Very nice looking car there.... i was the second owner of that car!!!  how crazy is that I just came across it! Its looking very nice!!


----------



## p1tse (Feb 4, 2007)

mattchubb1 said:


> Very nice looking car there.... i was the second owner of that car!!!  how crazy is that I just came across it! Its looking very nice!!


wow, this was a well cared car before, and look at it now, loved in more so, 
who ever would have thought


----------



## Benny (Jun 15, 2008)

mattchubb1 said:


> Very nice looking car there.... i was the second owner of that car!!!  how crazy is that I just came across it!
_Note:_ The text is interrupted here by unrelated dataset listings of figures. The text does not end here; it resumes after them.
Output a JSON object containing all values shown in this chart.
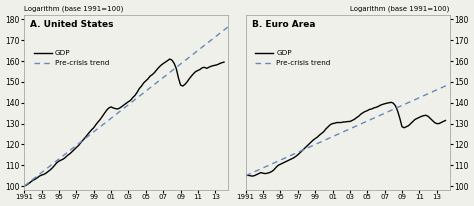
{
  "title_left": "A. United States",
  "title_right": "B. Euro Area",
  "ylabel_left": "Logarithm (base 1991=100)",
  "ylabel_right": "Logarithm (base 1991=100)",
  "legend_gdp": "GDP",
  "legend_trend": "Pre-crisis trend",
  "xtick_labels": [
    "1991",
    "93",
    "95",
    "97",
    "99",
    "01",
    "03",
    "05",
    "07",
    "09",
    "11",
    "13"
  ],
  "xtick_positions": [
    1991,
    1993,
    1995,
    1997,
    1999,
    2001,
    2003,
    2005,
    2007,
    2009,
    2011,
    2013
  ],
  "yticks": [
    100,
    110,
    120,
    130,
    140,
    150,
    160,
    170,
    180
  ],
  "ylim": [
    98,
    182
  ],
  "xlim": [
    1991,
    2014.5
  ],
  "gdp_color": "#000000",
  "trend_color": "#6688bb",
  "background_color": "#f0f0eb",
  "us_gdp_x": [
    1991.0,
    1991.25,
    1991.5,
    1991.75,
    1992.0,
    1992.25,
    1992.5,
    1992.75,
    1993.0,
    1993.25,
    1993.5,
    1993.75,
    1994.0,
    1994.25,
    1994.5,
    1994.75,
    1995.0,
    1995.25,
    1995.5,
    1995.75,
    1996.0,
    1996.25,
    1996.5,
    1996.75,
    1997.0,
    1997.25,
    1997.5,
    1997.75,
    1998.0,
    1998.25,
    1998.5,
    1998.75,
    1999.0,
    1999.25,
    1999.5,
    1999.75,
    2000.0,
    2000.25,
    2000.5,
    2000.75,
    2001.0,
    2001.25,
    2001.5,
    2001.75,
    2002.0,
    2002.25,
    2002.5,
    2002.75,
    2003.0,
    2003.25,
    2003.5,
    2003.75,
    2004.0,
    2004.25,
    2004.5,
    2004.75,
    2005.0,
    2005.25,
    2005.5,
    2005.75,
    2006.0,
    2006.25,
    2006.5,
    2006.75,
    2007.0,
    2007.25,
    2007.5,
    2007.75,
    2008.0,
    2008.25,
    2008.5,
    2008.75,
    2009.0,
    2009.25,
    2009.5,
    2009.75,
    2010.0,
    2010.25,
    2010.5,
    2010.75,
    2011.0,
    2011.25,
    2011.5,
    2011.75,
    2012.0,
    2012.25,
    2012.5,
    2012.75,
    2013.0,
    2013.25,
    2013.5,
    2013.75,
    2014.0
  ],
  "us_gdp_y": [
    100.0,
    100.5,
    101.2,
    102.0,
    102.8,
    103.3,
    104.0,
    104.8,
    105.3,
    105.6,
    106.2,
    107.0,
    107.8,
    108.8,
    110.0,
    111.2,
    112.0,
    112.5,
    113.0,
    113.8,
    114.8,
    115.5,
    116.5,
    117.5,
    118.5,
    119.5,
    120.8,
    122.0,
    123.2,
    124.5,
    125.8,
    127.0,
    128.0,
    129.5,
    130.8,
    132.0,
    133.5,
    135.0,
    136.5,
    137.5,
    138.0,
    137.5,
    137.2,
    137.0,
    137.5,
    138.2,
    139.0,
    139.8,
    140.5,
    141.2,
    142.5,
    143.5,
    145.0,
    146.8,
    148.0,
    149.5,
    150.5,
    151.5,
    152.8,
    153.5,
    154.5,
    155.8,
    157.0,
    158.0,
    158.8,
    159.5,
    160.2,
    161.0,
    160.5,
    159.0,
    156.5,
    152.0,
    148.5,
    148.0,
    148.8,
    150.0,
    151.5,
    152.8,
    154.0,
    155.0,
    155.5,
    156.0,
    156.8,
    157.0,
    156.5,
    157.0,
    157.5,
    157.8,
    158.0,
    158.3,
    158.8,
    159.2,
    159.5
  ],
  "us_trend_x": [
    1991.0,
    2014.5
  ],
  "us_trend_y": [
    100.0,
    176.5
  ],
  "eu_gdp_x": [
    1991.0,
    1991.25,
    1991.5,
    1991.75,
    1992.0,
    1992.25,
    1992.5,
    1992.75,
    1993.0,
    1993.25,
    1993.5,
    1993.75,
    1994.0,
    1994.25,
    1994.5,
    1994.75,
    1995.0,
    1995.25,
    1995.5,
    1995.75,
    1996.0,
    1996.25,
    1996.5,
    1996.75,
    1997.0,
    1997.25,
    1997.5,
    1997.75,
    1998.0,
    1998.25,
    1998.5,
    1998.75,
    1999.0,
    1999.25,
    1999.5,
    1999.75,
    2000.0,
    2000.25,
    2000.5,
    2000.75,
    2001.0,
    2001.25,
    2001.5,
    2001.75,
    2002.0,
    2002.25,
    2002.5,
    2002.75,
    2003.0,
    2003.25,
    2003.5,
    2003.75,
    2004.0,
    2004.25,
    2004.5,
    2004.75,
    2005.0,
    2005.25,
    2005.5,
    2005.75,
    2006.0,
    2006.25,
    2006.5,
    2006.75,
    2007.0,
    2007.25,
    2007.5,
    2007.75,
    2008.0,
    2008.25,
    2008.5,
    2008.75,
    2009.0,
    2009.25,
    2009.5,
    2009.75,
    2010.0,
    2010.25,
    2010.5,
    2010.75,
    2011.0,
    2011.25,
    2011.5,
    2011.75,
    2012.0,
    2012.25,
    2012.5,
    2012.75,
    2013.0,
    2013.25,
    2013.5,
    2013.75,
    2014.0
  ],
  "eu_gdp_y": [
    105.0,
    105.2,
    105.0,
    104.8,
    105.0,
    105.5,
    106.0,
    106.5,
    106.2,
    106.0,
    106.2,
    106.5,
    107.0,
    107.8,
    109.0,
    110.0,
    110.5,
    111.0,
    111.5,
    112.0,
    112.5,
    113.0,
    113.5,
    114.2,
    115.0,
    116.0,
    117.0,
    118.0,
    119.0,
    120.0,
    121.0,
    122.0,
    122.8,
    123.5,
    124.5,
    125.3,
    126.2,
    127.5,
    128.5,
    129.5,
    130.0,
    130.2,
    130.5,
    130.5,
    130.5,
    130.8,
    130.8,
    131.0,
    131.0,
    131.5,
    132.0,
    132.8,
    133.5,
    134.5,
    135.2,
    135.8,
    136.2,
    136.8,
    137.0,
    137.5,
    137.8,
    138.2,
    138.8,
    139.2,
    139.5,
    139.8,
    140.0,
    140.2,
    139.8,
    138.5,
    136.0,
    132.5,
    128.5,
    128.0,
    128.5,
    129.0,
    130.0,
    131.0,
    132.0,
    132.5,
    133.0,
    133.5,
    133.8,
    134.0,
    133.5,
    132.5,
    131.5,
    130.5,
    130.0,
    130.0,
    130.5,
    131.0,
    131.5
  ],
  "eu_trend_x": [
    1991.0,
    2014.5
  ],
  "eu_trend_y": [
    105.0,
    149.0
  ]
}
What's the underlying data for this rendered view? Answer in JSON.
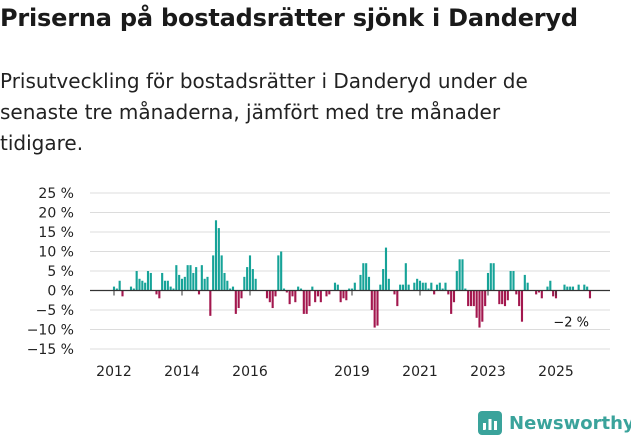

Its looking very nice!!


Hello Matt,

Hows the M3 going?

Its David if you hadnt already noticed that bought the car from you almost 2 years ago now i think.

Im glad you like what ive done to it, ive tried to keep it as tidy as the day i got it from you (which i hope ive done a good job of)

Got a couple of niggles from her at the moment aka gear box failure , but as soon as thats sorted theres a 300hp kit i the pipelines, if i dont decide to sell up.

Cheers for the comments!


----------



## Benny (Jun 15, 2008)

Car Key said:


> Still would like to know the wheel/tyre sizes.


205/45/16:driver:


----------